C’est en quoi la lecture de ce livre s’éprouve, s’expérimente. Dedans, il ne s’y passe rien parce que tout s’y passe, dans le sens où tout vient s’y réfléchir.

Le propos déjà tient du pur scandale. Une maison spéciale, dont on ne sait rien, sinon qu’elle est au bord de la mer, et la mer est très importante dans le livre, reçoit des clients qui sont tous de vieux messieurs impuissants. L’impuissance sexuelle est au cœur du roman mais ce que je veux prouver ici en vous parlant, c’est que l’impuissance sexuelle déborde largement le simple cadre sexuel justement, car elle constitue un procédé pour nous faire comprendre des choses.

Honteux d’être impuissants mais voulant goûter encore un tant soit peu, la beauté et la sensualité charnelles, ils viennent dormir auprès de jeunes filles très belles puissamment endormies, qui ne peuvent aucunement se réveiller.

Non seulement le client ne peut pas coucher avec elle mais en plus, cela lui est interdit. Cela ne va pas sans nous rappeler la loi d’amour qui avait cours au Moyen Âge, où le chevalier devait dormir auprès de la dame sans la pénétrer. Cette non-pénétration est la voie royale, si l’on peut dire, de la sexualité voluptueuse et perverse. Le vieillard, bien qu’impuissant, et justement parce qu’il est impuissant, mais néanmoins toujours au fond de lui bien vivant et ouvert aux promesses d’Éros et de sa compagne la mort, se trouve entraîné dans une sensualité désencrée de son pénis. C’est donc au-delà de son corps qu’il goûte cette beauté féminine qui est aussi, par son sommeil, au-delà d’elle-même. Et cela amène le personnage à aller au-delà du plaisir, à plonger dans l’infinitésimal des simples sensations par lequel il plonge dans un questionnement sur le sens de la vie.

Peut-être que le héros, Eguchi, âgé de 67 ans, n’avait jamais auparavant observé une femme avec autant de passion et autant de finesse que les quelques filles au près desquelles il va passer des nuits dans cette maison très spéciale.

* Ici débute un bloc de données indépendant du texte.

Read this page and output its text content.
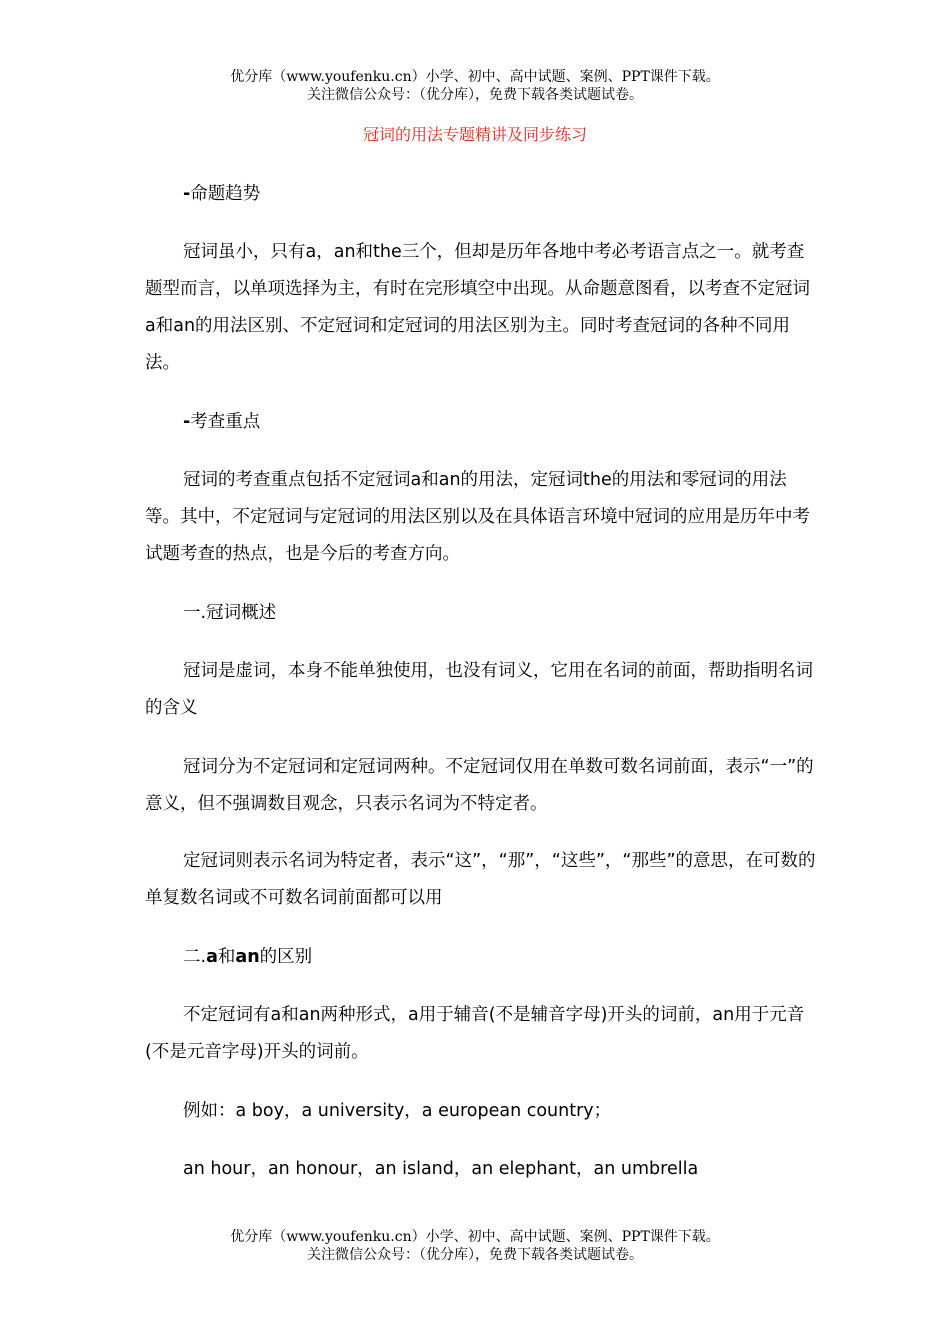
优分库（www.youfenku.cn）小学、初中、高中试题、案例、PPT课件下载。
关注微信公众号：（优分库），免费下载各类试题试卷。
冠词的用法专题精讲及同步练习

-命题趋势

冠词虽小，只有a，an和the三个，但却是历年各地中考必考语言点之一。就考查题型而言，以单项选择为主，有时在完形填空中出现。从命题意图看，以考查不定冠词a和an的用法区别、不定冠词和定冠词的用法区别为主。同时考查冠词的各种不同用法。

-考查重点

冠词的考查重点包括不定冠词a和an的用法，定冠词the的用法和零冠词的用法等。其中，不定冠词与定冠词的用法区别以及在具体语言环境中冠词的应用是历年中考试题考查的热点，也是今后的考查方向。

一.冠词概述

冠词是虚词，本身不能单独使用，也没有词义，它用在名词的前面，帮助指明名词的含义

冠词分为不定冠词和定冠词两种。不定冠词仅用在单数可数名词前面，表示“一”的意义，但不强调数目观念，只表示名词为不特定者。

定冠词则表示名词为特定者，表示“这”，“那”，“这些”，“那些”的意思，在可数的单复数名词或不可数名词前面都可以用

二.a和an的区别

不定冠词有a和an两种形式，a用于辅音(不是辅音字母)开头的词前，an用于元音(不是元音字母)开头的词前。

例如：a boy，a university，a european country；

an hour，an honour，an island，an elephant，an umbrella

优分库（www.youfenku.cn）小学、初中、高中试题、案例、PPT课件下载。
关注微信公众号：（优分库），免费下载各类试题试卷。
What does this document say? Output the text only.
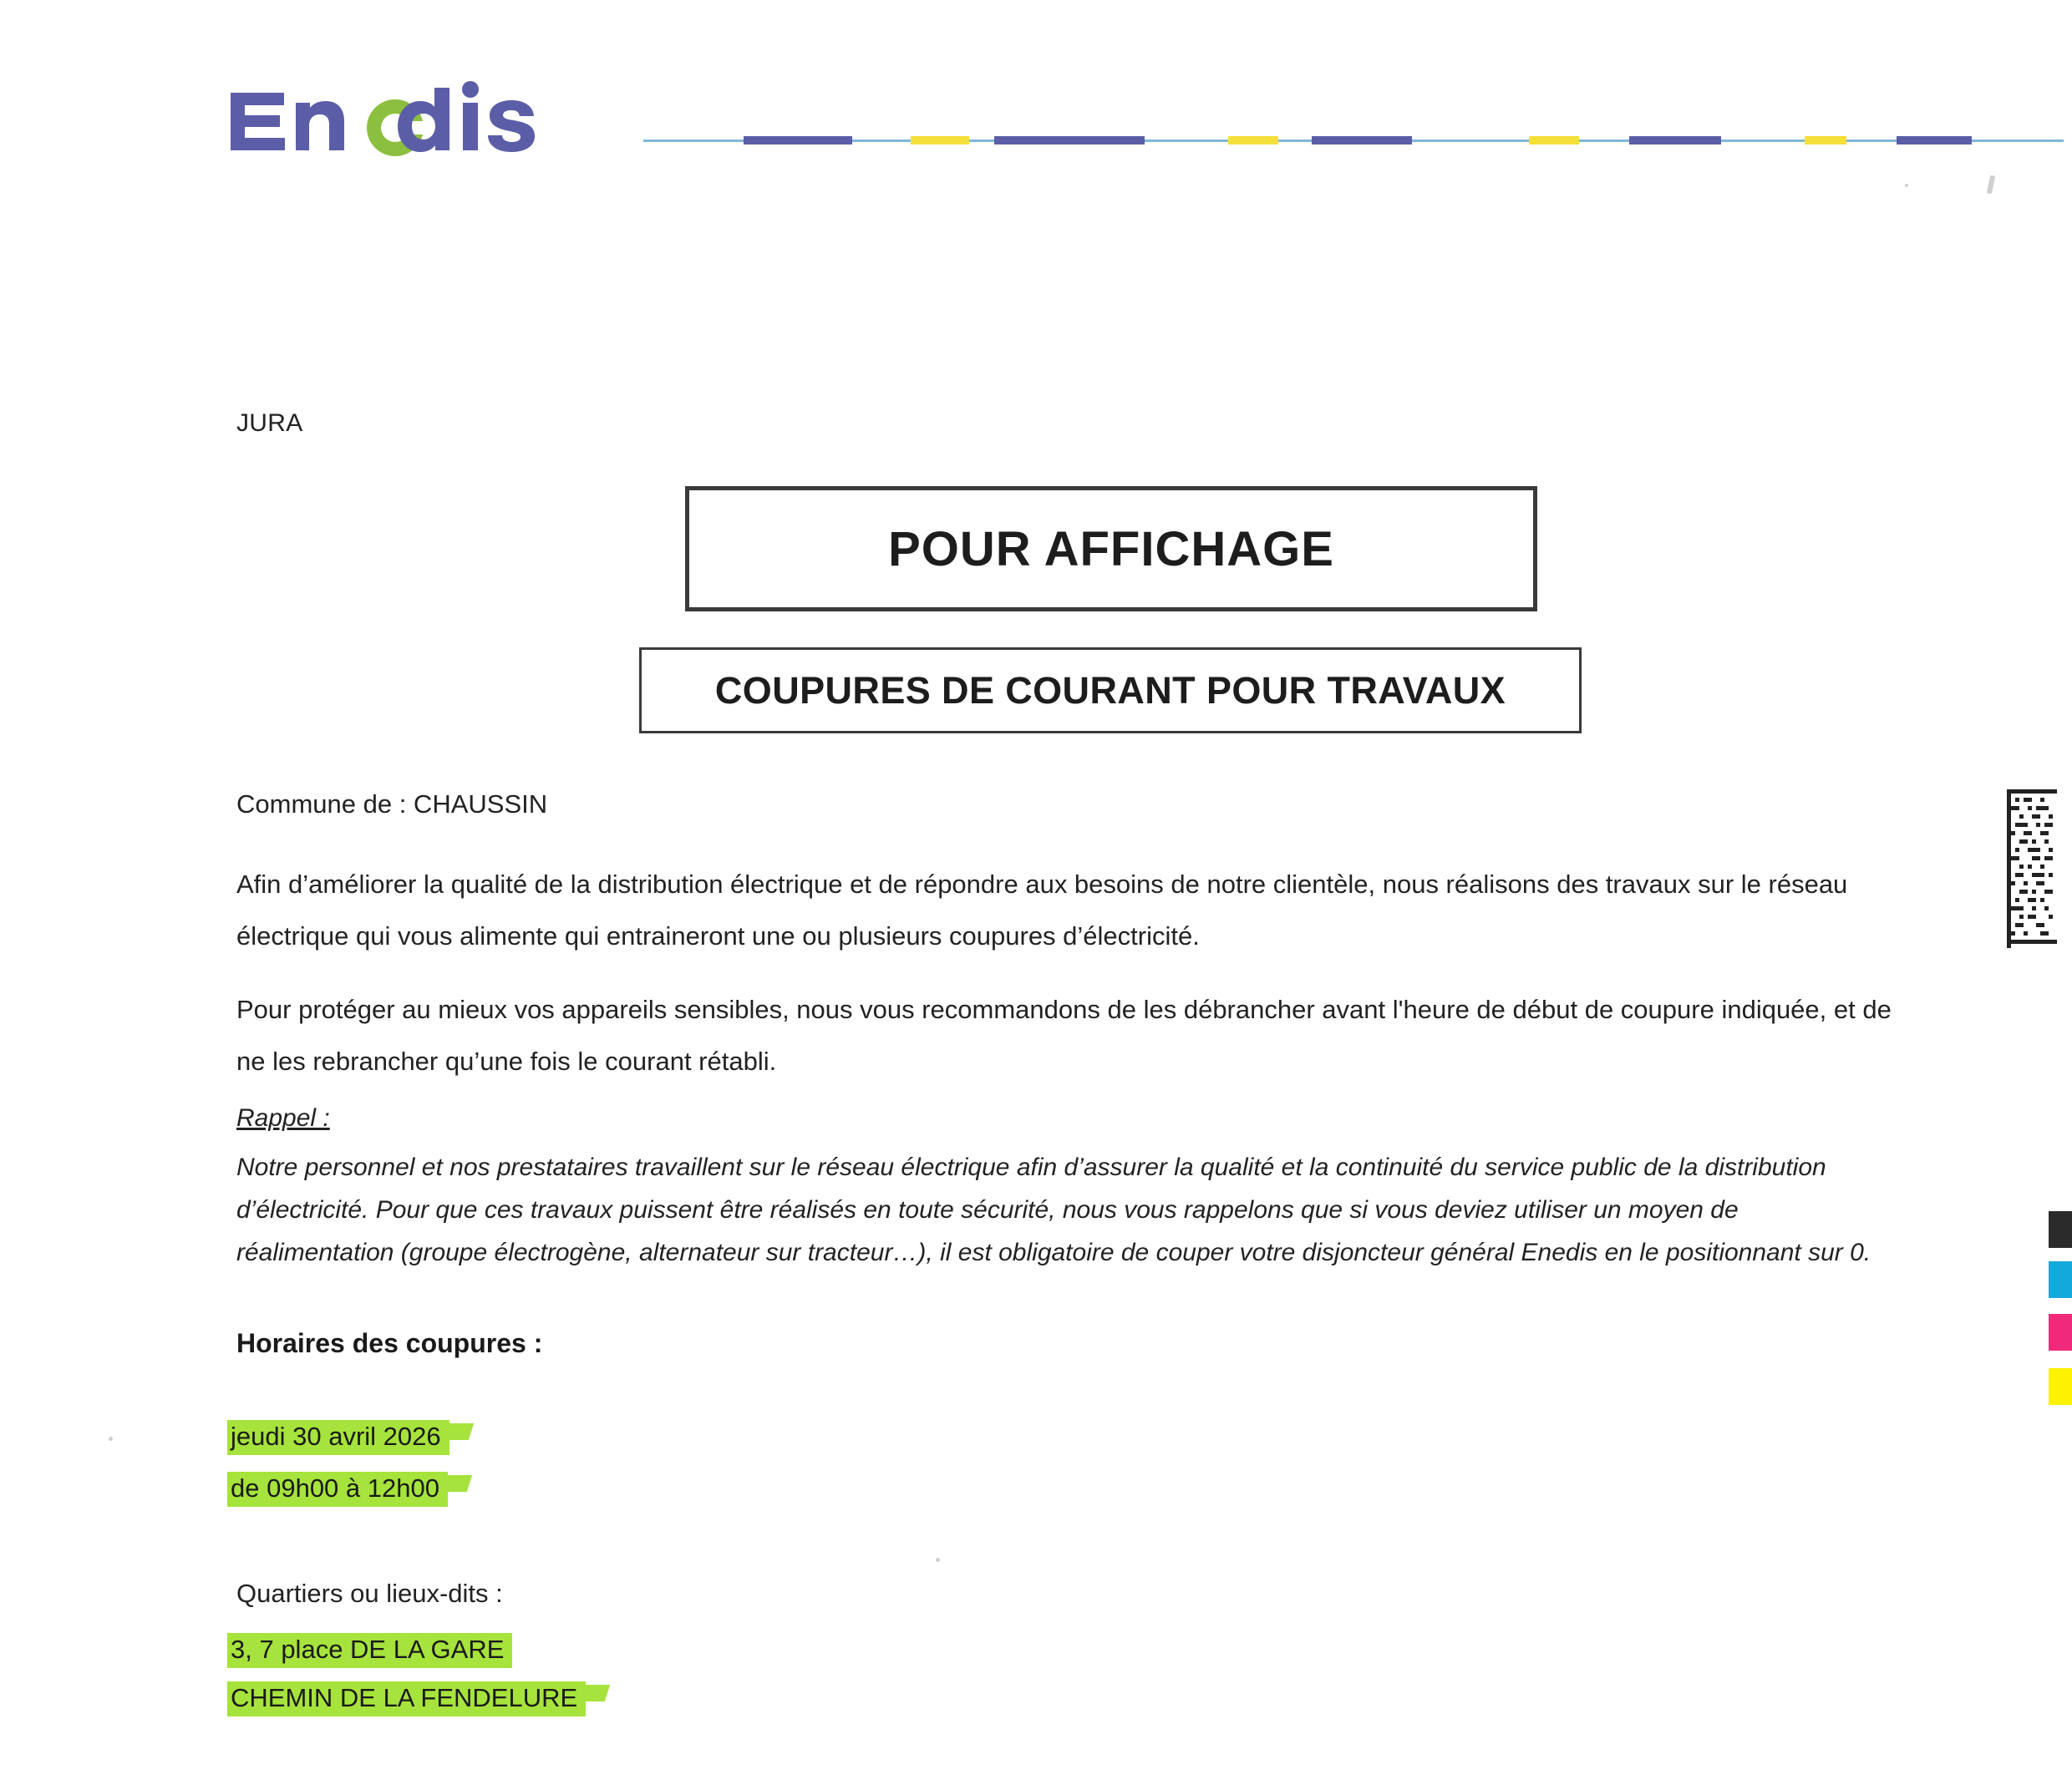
JURA
POUR AFFICHAGE
COUPURES DE COURANT POUR TRAVAUX
Commune de : CHAUSSIN
Afin d’améliorer la qualité de la distribution électrique et de répondre aux besoins de notre clientèle, nous réalisons des travaux sur le réseau électrique qui vous alimente qui entraineront une ou plusieurs coupures d’électricité.
Pour protéger au mieux vos appareils sensibles, nous vous recommandons de les débrancher avant l'heure de début de coupure indiquée, et de ne les rebrancher qu’une fois le courant rétabli.
Rappel :
Notre personnel et nos prestataires travaillent sur le réseau électrique afin d’assurer la qualité et la continuité du service public de la distribution d’électricité. Pour que ces travaux puissent être réalisés en toute sécurité, nous vous rappelons que si vous deviez utiliser un moyen de réalimentation (groupe électrogène, alternateur sur tracteur…), il est obligatoire de couper votre disjoncteur général Enedis en le positionnant sur 0.
Horaires des coupures :
jeudi 30 avril 2026
de 09h00 à 12h00
Quartiers ou lieux-dits :
3, 7 place DE LA GARE
CHEMIN DE LA FENDELURE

De la racine des cheveux, au grain de la peau, à la commissure des lèvres, au modelé d’un sein, d’une hanche, à la finesse des doigts, et jusqu’à une dent de devant qui dépasse, la fille endormie est passée au peigne fin. Et chaque fois, c’est un nouveau souvenir de son passé qui surgit. Une geisha avec qui il avait entretenu une liaison. Une maîtresse pour seulement deux nuits. Un rêve… Un souvenir mais aussi un désir nouveau, celui de se fondre dans un plaisir proche du mourir.

Ce qui prime en réalité, ce qui suscite chez le héros et chez nous le plus d’émotions et de ferveur n’est pas ce qui voit directement. La fille endormie est plus qu’elle-même, elle est au-delà de sa personne. Et comme elle qui ne voit ni n’entend ni ne touche, le vieux qui est auprès d’elle entre avec elle dans cette autre dimension.

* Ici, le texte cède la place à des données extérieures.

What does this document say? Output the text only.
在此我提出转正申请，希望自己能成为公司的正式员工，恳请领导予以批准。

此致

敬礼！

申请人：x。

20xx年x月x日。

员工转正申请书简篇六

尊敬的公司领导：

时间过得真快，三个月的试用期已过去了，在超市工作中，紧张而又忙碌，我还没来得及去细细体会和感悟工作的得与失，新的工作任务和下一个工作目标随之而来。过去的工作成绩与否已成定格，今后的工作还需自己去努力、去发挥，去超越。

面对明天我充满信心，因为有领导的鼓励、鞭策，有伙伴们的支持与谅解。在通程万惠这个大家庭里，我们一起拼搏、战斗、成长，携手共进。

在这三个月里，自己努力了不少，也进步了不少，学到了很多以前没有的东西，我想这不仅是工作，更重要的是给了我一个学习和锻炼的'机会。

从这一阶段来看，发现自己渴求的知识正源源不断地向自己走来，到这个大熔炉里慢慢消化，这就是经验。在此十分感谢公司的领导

Ce qui compte est soit l’infiniment petit, un petit détail du corps de la jeune fille, soit ce qui ne se voit pas : une odeur, une couleur, un son.

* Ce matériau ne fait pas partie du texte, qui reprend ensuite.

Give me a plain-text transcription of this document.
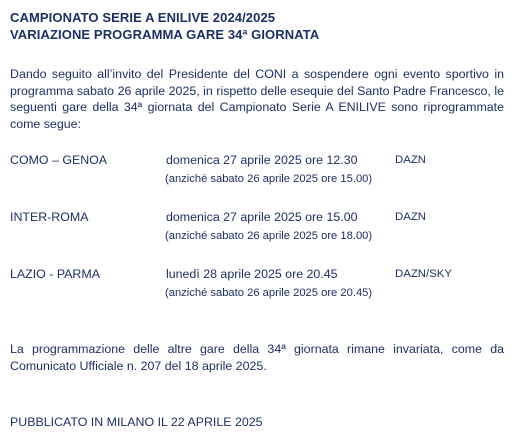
CAMPIONATO SERIE A ENILIVE 2024/2025
VARIAZIONE PROGRAMMA GARE 34ª GIORNATA
Dando seguito all’invito del Presidente del CONI a sospendere ogni evento sportivo in programma sabato 26 aprile 2025, in rispetto delle esequie del Santo Padre Francesco, le seguenti gare della 34ª giornata del Campionato Serie A ENILIVE sono riprogrammate come segue:
COMO – GENOA	domenica 27 aprile 2025 ore 12.30	DAZN
(anziché sabato 26 aprile 2025 ore 15.00)
INTER-ROMA	domenica 27 aprile 2025 ore 15.00	DAZN
(anziché sabato 26 aprile 2025 ore 18.00)
LAZIO - PARMA	lunedì 28 aprile 2025 ore 20.45	DAZN/SKY
(anziché sabato 26 aprile 2025 ore 20.45)
La programmazione delle altre gare della 34ª giornata rimane invariata, come da Comunicato Ufficiale n. 207 del 18 aprile 2025.
PUBBLICATO IN MILANO IL 22 APRILE 2025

La plus grande importance dans la maison où des vieux payent pour dormir près de filles nues endormies vient au-delà d’elles. Les émotions sont provoquées par la mer, qu’on entend sans la voir, par des odeurs de choses qu’on ne voit pas et qui sont rappelées par les odeurs des filles, par la couleur cramoisie des teintures murales qui se reflète sur leur peau et font penser au sang qui coule en elles…

C’est pourquoi c’est un livre qui s’éprouve et qui s’expérimente car tout entre en résonance avec tout, tout fonctionne en écho et cela ne concerne pas seulement les souvenirs et les émois du personnage mais percute aussi, dans une partie de notre cœur inconnue à nous-mêmes, un noyau qui serait le siège secret qui fomente nos désirs, nos sensations, nos émois les plus profonds.

Le corps dénudé de la fille endormie est une sorte de caisse de résonance et, plus précisément encore et plus justement de se situer dans l’esprit japonais, le corps dénudé de la fille endormie est la machine magique à fabriquer des reflets. Lisse et plane, parce que vivante mais comme sans vie, c’est-à-dire comme faisant partie du domaine inorganique, en elle se projettent les désirs, les élans aussi bien nostalgiques que sadiques du héros. Avec ces passages très émouvants où il prend conscience qu’il peut lui casser un bras, l’étouffer, la stranguler, la marquer, la tuer…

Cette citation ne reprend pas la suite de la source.